Pregap4 v1.5 - some probs w/mutation pkgs?

John Major
  • John Major
    John Major


    I've recently done a fresh install of staden-1-5-3 on Mac osx v10.4.2

    Everything with gap4 looks good, and I started to explore pregap4 to examine it's mutation detection features.  I followed the course documentation [which seems a bit out of phase with the current pregap4 btw], and while using the sample mutation dataset provided I've found a few problems.

    When I set the read naming scheme as directed, it seems that the read names still are not properly matching... EXP files are being created, but with missing important info...

    ie:  when the mutation scanner package is run I get the following errors:
    Tue 27 Sep 13:46:47 2005 Mutscan: Unable to read PR record from experiment file /Users/major/test_data/001321_11cR.exp, assuming forward strand.
    I get the same error for all other files, and get a missing 'LN' tag for the refernece EMBL file(which is then skipped)

    If the PR tags were properly set, would this all be resolved?  Should the Sanger_new naming convention match the sample mutation data? [001321_11cR.scf ?]

    Next-  when I try to run the 'heterozygous indels' package I get no errors, but the EMBL reference read does not make it to the final gap4 database...  By searching the non-error text output window, I find this:
    Failed files:
        /Users/major/test_data/HS14680.embl (EXP) 'trace_diff: Unable to read LN record from experiment file /Users/major/test_data/HS14680.embl,'
    Is there something I need to do to process the EMBL ref seq files?  Will they be processed properly by the expected read names?
    Would this be resolved by adding in a LN tag to the EMBL file? [if so, I'd like to know how to make a fake SCF from an EMBL file *AND* be able to set fake confidence values in the SCF.

    In summary:
    -Should I be able to follow the course instructions with the mutation data and expect no problems?  Or is it too out of synch with the new releases?
    -Is there something I need to know about how to set read naming conventions? [I read the docs and tried to re-define my own, but still no luck]
    -Are there any tricks I need to know about to process EMBL files?
    -Is there a utility to create an scf file [with confidence values- all set to one value is fine...] from and EMBL or FASTA file?



    • James Bonfield
      James Bonfield

      There's a bug in the mutation scanner (I'm not sure when it appeared) which prevented reference sequences (eg EMBL) from being passed through it.
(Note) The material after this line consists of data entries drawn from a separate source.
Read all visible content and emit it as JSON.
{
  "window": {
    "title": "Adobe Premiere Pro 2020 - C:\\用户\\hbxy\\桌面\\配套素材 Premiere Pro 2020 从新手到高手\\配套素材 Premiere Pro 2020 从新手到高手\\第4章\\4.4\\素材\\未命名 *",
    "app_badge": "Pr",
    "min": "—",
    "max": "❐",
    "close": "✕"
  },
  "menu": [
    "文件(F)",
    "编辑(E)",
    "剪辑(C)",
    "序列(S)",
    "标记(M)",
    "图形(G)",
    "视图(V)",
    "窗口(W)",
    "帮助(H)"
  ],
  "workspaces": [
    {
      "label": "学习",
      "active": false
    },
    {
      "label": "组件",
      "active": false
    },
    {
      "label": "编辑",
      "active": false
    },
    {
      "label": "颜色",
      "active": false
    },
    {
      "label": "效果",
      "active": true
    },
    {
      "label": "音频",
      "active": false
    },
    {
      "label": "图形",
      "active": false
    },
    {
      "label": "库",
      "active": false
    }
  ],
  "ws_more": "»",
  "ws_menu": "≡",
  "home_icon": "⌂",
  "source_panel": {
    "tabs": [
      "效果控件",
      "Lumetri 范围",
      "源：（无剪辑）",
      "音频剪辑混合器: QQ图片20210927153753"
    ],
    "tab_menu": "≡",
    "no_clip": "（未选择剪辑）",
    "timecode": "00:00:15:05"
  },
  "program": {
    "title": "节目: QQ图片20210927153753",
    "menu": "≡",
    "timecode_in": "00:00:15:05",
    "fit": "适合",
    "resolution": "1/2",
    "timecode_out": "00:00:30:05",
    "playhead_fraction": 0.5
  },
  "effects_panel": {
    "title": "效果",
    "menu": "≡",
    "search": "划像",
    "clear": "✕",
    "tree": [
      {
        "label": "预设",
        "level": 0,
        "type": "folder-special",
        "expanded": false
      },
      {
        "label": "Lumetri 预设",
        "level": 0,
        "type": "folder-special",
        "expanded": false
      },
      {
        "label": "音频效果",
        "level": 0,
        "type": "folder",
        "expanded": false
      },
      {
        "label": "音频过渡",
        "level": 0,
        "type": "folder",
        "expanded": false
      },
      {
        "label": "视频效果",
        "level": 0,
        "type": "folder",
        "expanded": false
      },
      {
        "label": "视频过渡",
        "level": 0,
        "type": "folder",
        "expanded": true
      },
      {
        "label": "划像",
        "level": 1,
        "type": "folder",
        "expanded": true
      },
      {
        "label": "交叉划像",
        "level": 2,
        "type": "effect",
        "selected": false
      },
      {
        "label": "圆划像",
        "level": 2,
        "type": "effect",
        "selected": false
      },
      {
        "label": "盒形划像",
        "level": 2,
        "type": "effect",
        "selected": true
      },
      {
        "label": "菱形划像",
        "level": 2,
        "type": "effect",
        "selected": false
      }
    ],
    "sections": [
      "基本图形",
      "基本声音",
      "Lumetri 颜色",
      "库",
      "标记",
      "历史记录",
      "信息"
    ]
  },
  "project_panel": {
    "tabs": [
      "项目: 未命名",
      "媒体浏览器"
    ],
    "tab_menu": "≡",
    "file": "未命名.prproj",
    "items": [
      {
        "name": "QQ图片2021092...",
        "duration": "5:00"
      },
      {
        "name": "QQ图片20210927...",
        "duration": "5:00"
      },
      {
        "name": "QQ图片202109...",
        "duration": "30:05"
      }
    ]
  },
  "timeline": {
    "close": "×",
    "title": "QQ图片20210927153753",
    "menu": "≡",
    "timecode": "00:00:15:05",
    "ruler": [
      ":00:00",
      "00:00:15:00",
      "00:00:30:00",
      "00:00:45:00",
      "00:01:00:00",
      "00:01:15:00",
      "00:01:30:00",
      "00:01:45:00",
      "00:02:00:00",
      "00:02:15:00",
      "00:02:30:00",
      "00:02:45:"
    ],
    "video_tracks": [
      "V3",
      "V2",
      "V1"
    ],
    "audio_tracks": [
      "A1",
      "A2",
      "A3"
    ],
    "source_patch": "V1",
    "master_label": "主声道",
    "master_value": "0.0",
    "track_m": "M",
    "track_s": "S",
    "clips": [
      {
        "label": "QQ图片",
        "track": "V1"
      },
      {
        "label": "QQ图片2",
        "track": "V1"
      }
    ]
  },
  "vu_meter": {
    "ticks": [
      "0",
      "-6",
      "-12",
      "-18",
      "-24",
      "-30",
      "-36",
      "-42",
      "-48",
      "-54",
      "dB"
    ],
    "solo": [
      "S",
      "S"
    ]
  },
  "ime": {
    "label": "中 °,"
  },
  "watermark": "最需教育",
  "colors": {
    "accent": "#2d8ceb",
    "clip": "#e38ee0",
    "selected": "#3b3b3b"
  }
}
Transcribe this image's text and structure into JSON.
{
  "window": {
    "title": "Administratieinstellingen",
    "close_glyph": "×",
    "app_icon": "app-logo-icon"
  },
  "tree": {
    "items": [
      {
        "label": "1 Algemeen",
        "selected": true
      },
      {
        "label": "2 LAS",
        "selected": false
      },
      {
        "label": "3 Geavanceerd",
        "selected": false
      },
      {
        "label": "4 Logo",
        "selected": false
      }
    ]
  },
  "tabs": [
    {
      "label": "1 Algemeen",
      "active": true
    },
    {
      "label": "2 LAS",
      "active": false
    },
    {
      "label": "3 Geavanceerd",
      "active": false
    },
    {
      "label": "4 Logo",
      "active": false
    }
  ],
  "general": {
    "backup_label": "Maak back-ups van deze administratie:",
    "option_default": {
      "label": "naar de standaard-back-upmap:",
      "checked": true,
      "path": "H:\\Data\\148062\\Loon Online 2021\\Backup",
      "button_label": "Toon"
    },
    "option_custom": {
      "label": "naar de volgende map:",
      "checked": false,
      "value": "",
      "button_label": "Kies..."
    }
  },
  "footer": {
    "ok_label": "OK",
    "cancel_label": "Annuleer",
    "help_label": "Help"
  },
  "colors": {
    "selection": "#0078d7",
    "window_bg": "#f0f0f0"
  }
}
It simply crashed and hence didn't add tags to anything.

      I've now fixed this so come the next release that at least should be working. For now though it's best to miss out the reference sequence in pregap4 and assemble it seprately at the end. Sorry. (Or maybe use an older copy of mutscan as it certainly worked at one stage.)

      The convert_trace program can convert between multiple formats including experiment file (close enough to embl to work) and SCF. However it won't have any trace data obviously and I'm unsure what it does with confidence; they probably all get zeros.

      As for PR records, you'll need to check the naming scheme has been defined. It should work fine as long as the regular expression matches the reading names. Take careful note of where the original reading name comes from when dealing with AB1 files; it can be derived either from the filename or from the  SMPL record within the files themselves. Although this shouldn't be an issue for the example data. Look at the TN record in the .exp file too - has that worked? Also check the pregap4.config file to make sure the appropriate naming scheme information is there.

      I do know that the mutation detection course notes are out of date as they refer to earlier versions of the pregap4 modules, but unfortunately for now I do not have time to keep this side of things up to date. However despite not adding new features to the mutation detection part of (Pre)Gap4 I don't want bugs either so I'm trying to maintain it as just "working".

    • Thanks James, I'll try to dig up an older version of mutscan while I wait for the next (MAC/LINUX) release!


    • John Major
      John Major


      the 1-4-1 version of staden worked just fine. 

      I also solved the naming convention problem by choosing the correct naming scheme...  mutation instead of new_sanger.

      With this, everything looked good.